The Word of God today leads our meditation on this reality
of the Eucharist. In the first reading, we have its prefiguration in the Manna,
the food that God, through the intercession of Moses, gave to his starving
people during their journey in the desert. The Manna was, for the children of
Israel, an unexpected gift from Heaven. And Moses could say that the Lord led
his people hunger and then he fed them with a food they did not know. The
lesson from that gift of the Manna was for the people to know “that not by
bread alone does one live, but by every word that comes forth from the mouth of
the LORD.”
That which was prefigured for the people in the desert is
made factual in Jesus, Word of God, in the Gospel. He is the true bread of
life. To the hungry crowd gathered to listen to him in the deserted place,
Jesus made the miracle of the multiplication of bread. And then, this miracle
gave away to a great catechesis on the “bread of life”. If for the Israelite in
a journey in the desert the Manna was the bread that sustained their life the
whole of their journey toward Canaan, Jesus, today speaks of a bread immensely
superior. It is not about a bread that will give life for a moment, the time of
a journey, but the bread that sustains and leads to eternal life. And that
bread, the Lord says, is his own flesh. We read in today’s Gospel, “my flesh is
true food, and my blood is true drink. Whoever eats my flesh and drinks my
blood remains in me and I in him.”
We are speaking here of the Holy Eucharist, the true Body,
and Blood of Christ. As Christians, that is what makes our identity. We are a
people fed at the Body and Blood of their Lord and God. This would seem a
little awkward and even cannibalistic, or somehow a theophagy (sacramental
eating of a god). This can explain the chock and the reaction of those who
heard Jesus, “How can this man give us his flesh to eat?” But the Lord will
make it clearer and insistent that eating his Body and drinking his Blood is
the only way for us to identify ourselves in him. For, in Christ, we become
what we eat. The Lord gives us his Body and Blood to feed our needs so that we
too might be able to feel and feed the needs of others.
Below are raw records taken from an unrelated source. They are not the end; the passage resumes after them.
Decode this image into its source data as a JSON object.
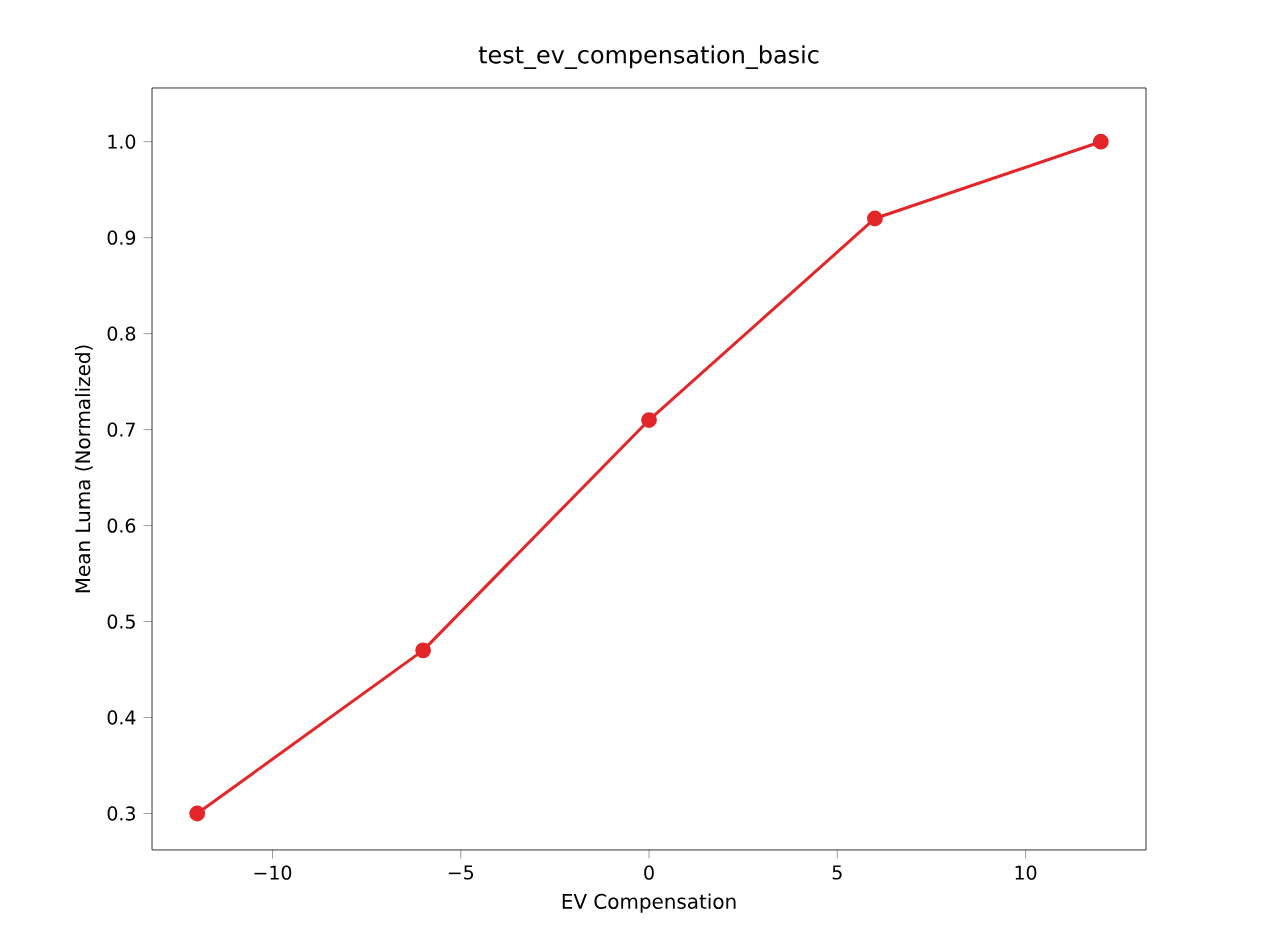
{
  "chart_data": {
    "type": "line",
    "title": "test_ev_compensation_basic",
    "xlabel": "EV Compensation",
    "ylabel": "Mean Luma (Normalized)",
    "x": [
      -12,
      -6,
      0,
      6,
      12
    ],
    "series": [
      {
        "color": "#e3262a",
        "values": [
          0.3,
          0.47,
          0.71,
          0.92,
          1.0
        ]
      }
    ],
    "xlim": [
      -13.2,
      13.2
    ],
    "ylim": [
      0.262,
      1.056
    ],
    "xticks": [
      {
        "value": -10,
        "label": "−10"
      },
      {
        "value": -5,
        "label": "−5"
      },
      0,
      5,
      10
    ],
    "yticks": [
      {
        "value": 0.3,
        "label": "0.3"
      },
      {
        "value": 0.4,
        "label": "0.4"
      },
      {
        "value": 0.5,
        "label": "0.5"
      },
      {
        "value": 0.6,
        "label": "0.6"
      },
      {
        "value": 0.7,
        "label": "0.7"
      },
      {
        "value": 0.8,
        "label": "0.8"
      },
      {
        "value": 0.9,
        "label": "0.9"
      },
      {
        "value": 1.0,
        "label": "1.0"
      }
    ],
    "marker": "circle",
    "line_style": "solid"
  }
}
The Eucharist is a sacrament of communion. St. Paul, in the
second reading, will insist on that dimension. He says to the Christian
community in Corinth, “Because the loaf of bread is one, we, though many, are
one body, for we all partake of the one loaf.” We learn from these Paulinian
words that the Holy Eucharist to which we partake at Mass, is not a mere bread
to be eaten alone, nor is it a wine for one to drink alone and be drunk of it.
It is a communion, as we call it, that means, a broken Body and a poured Blood
to be shared “for many and for all” as a means and sign of unity.
In the Holy Eucharist, we celebrate Christ’s love, that is,
God’s love for mankind. Love in its perfect expression is not egoistic. It is
before all a communion, a communication of self that leads to unity. The bloody
sacrifice of Christ on the Cross was not only for a few selected people but the
truly, “for many and for all”. The Eucharist is the sign of that special and
predilection love of God for us all. God himself comes to nourish us, to feed our
needs so that, we, in return, might feed others in their needs. At the end of
this Eucharistic celebration, we will be entrusted with a mission, that is to
become for others, what we have received at the sacrificial table of the Altar.
Anytime that one partakes to the Eucharist, he is challenged to become
Eucharist. What is therefore asked of him is to be truly Christ-bearer, Body
and Blood of Christ.
As a Christian community, as Church, we are the Body of Christ, communion, and unity. It would sound sad that Christians, after partaking to the Holy Eucharist, the sacrament of unity and communion, fail to become an external and visible sign of unity in the community where they live. When Christians live in the division they betray and deny Christ who is supposed to be living in them. Therefore, St. Paul can say, “We eat our own condemnation” if the communion to which we partake cannot unite us (1 Cor 11:27-29). If we firmly accept and believe that in the Holy Eucharist, we have the Body and Blood of Christ, we should always strive to receive it worthily and give it to be at work in us.